Kala itu ada usulan dari operator terminal peti kemas, khususnya yang
beroperasi di Pelabuhan Tanjung Priok, untuk menaikkan container handling charge (CHC) menjadi US$ 100 dari US$ 80 per twenty-foot equivalent unit.
Dalam catatan penulis, tidak jelas
apakah permintaan ini disetujui oleh mantan Gubernur Sulawesi Utara itu hingga
ia diganti Menhub Ignasius Jonan.
Kini, Menteri Luhut “turun gunung”
kembali untuk mengurusi masalah THC setelah sebelumnya kantornya bertarung
dengan persoalan dwelling time (DT)
yang dinilai masih tinggi. Upaya ini sukses, paling tidak dari kacamata pemerintah.
Sepertinya, kesuksesan ini mendorong sang menteri merasa perlu turun gunung
lagi. Apakah dia juga akan berhasil seperti dalam pertempuran melawan DT? Kita
lihat saja.
Menarik mengkaji upaya yang dilakukan
oleh Menteri Luhut dan seluruh jajarannya dalam upaya menekan tingginya ongkos
logistik nasional. Ada determinasi yang kuat untuk berbuat yang terbaik bagi
bangsa ini di dalamnya dan hal ini patut diapresiasi. Sayangnya, asumsi-asumsi
yang dipakai sebagai pijakan dalam mengambil kebijakan tidak seluruhnya tepat.

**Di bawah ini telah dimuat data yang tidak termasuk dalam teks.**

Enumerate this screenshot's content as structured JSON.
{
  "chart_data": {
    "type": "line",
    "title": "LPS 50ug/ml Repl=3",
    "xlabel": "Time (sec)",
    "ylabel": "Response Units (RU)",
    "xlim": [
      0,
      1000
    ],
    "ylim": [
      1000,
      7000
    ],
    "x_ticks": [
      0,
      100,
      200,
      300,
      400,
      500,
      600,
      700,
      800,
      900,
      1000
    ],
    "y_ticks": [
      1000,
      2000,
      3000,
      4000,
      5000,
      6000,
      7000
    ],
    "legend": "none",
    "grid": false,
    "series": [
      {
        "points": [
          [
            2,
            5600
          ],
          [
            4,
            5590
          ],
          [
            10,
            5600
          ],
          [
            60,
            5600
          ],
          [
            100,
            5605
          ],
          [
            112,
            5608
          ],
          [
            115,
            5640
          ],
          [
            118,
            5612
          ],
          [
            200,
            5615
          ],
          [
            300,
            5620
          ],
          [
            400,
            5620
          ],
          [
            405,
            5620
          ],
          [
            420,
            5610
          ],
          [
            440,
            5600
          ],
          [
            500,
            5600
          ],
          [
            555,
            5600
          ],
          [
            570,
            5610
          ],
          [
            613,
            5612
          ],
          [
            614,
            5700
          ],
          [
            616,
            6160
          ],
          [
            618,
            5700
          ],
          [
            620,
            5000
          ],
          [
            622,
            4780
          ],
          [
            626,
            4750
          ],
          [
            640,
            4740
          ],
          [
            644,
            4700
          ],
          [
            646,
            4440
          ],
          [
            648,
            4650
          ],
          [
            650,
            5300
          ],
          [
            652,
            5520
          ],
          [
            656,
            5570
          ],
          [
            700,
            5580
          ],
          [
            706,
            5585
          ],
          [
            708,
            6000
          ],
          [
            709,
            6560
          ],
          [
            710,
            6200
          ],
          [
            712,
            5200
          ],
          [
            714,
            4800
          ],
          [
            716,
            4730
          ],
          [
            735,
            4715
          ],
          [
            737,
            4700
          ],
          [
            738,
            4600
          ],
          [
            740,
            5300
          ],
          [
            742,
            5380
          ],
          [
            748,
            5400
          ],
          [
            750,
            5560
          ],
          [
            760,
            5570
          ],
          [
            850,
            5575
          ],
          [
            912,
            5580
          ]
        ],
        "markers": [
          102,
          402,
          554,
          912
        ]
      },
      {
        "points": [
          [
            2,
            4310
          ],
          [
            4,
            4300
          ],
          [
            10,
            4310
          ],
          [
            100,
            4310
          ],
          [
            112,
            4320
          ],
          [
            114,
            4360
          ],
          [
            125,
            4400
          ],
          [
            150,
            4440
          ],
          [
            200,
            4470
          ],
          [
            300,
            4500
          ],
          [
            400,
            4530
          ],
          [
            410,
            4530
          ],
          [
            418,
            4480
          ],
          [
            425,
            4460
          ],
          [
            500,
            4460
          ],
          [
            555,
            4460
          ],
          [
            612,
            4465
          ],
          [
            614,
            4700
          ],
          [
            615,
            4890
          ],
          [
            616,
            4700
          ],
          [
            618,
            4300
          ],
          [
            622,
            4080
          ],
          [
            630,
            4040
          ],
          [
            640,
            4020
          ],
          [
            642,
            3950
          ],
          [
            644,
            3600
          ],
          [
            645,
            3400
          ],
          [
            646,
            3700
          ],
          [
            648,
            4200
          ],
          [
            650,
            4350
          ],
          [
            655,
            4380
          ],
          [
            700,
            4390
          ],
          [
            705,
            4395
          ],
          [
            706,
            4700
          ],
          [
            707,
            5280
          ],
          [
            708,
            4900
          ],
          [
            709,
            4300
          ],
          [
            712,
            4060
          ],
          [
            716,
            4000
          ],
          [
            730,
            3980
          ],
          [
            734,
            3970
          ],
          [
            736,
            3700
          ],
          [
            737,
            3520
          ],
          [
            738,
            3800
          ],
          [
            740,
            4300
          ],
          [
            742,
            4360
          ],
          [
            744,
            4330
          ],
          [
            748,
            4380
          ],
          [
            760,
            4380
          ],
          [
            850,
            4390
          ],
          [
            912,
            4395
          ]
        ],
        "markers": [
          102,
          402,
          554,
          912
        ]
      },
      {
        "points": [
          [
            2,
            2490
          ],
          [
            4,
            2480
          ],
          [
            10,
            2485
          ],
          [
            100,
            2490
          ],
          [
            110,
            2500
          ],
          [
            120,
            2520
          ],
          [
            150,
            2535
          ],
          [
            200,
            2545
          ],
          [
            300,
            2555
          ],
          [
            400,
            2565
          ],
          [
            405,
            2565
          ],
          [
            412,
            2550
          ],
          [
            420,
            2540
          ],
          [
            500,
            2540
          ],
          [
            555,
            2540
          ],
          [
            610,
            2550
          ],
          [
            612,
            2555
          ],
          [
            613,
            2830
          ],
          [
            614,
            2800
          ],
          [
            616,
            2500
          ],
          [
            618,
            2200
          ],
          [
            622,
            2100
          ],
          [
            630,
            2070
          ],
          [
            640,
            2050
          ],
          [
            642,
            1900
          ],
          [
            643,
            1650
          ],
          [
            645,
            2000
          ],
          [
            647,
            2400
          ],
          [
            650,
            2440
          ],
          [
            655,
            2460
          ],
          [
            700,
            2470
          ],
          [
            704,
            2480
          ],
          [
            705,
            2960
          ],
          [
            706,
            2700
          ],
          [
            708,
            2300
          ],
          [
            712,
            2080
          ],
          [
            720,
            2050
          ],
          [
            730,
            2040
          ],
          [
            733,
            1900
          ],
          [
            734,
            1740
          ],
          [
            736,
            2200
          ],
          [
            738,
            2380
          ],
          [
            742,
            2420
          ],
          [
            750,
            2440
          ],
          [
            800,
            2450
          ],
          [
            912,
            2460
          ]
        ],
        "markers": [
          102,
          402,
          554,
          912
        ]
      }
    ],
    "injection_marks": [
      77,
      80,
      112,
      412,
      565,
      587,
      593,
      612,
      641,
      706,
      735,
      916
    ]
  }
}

Dalam menyelesaikan dwelling time (DT) misalnya, pemerintah
berasumsi bahwa ia disebabkan oleh operator terminal/pelabuhan yang menumpuk
peti kemas demi mengejar pemasukan dari layanan penumpukan. Lantas, diterapkanlah
kebijakan pembatasan lama penumpukan peti kemas maksimal hanya dua hari. Lebih
dari waktu itu, peti
kemas mesti dipindah ke lini 2 kendati dokumennya belum clear. Dengan memindahkan peti kemas dari lini 1 (stacking yard) ke lini 2 pada hari
ketiga itulah didapat angka DT yang berkisar 2,7 hari.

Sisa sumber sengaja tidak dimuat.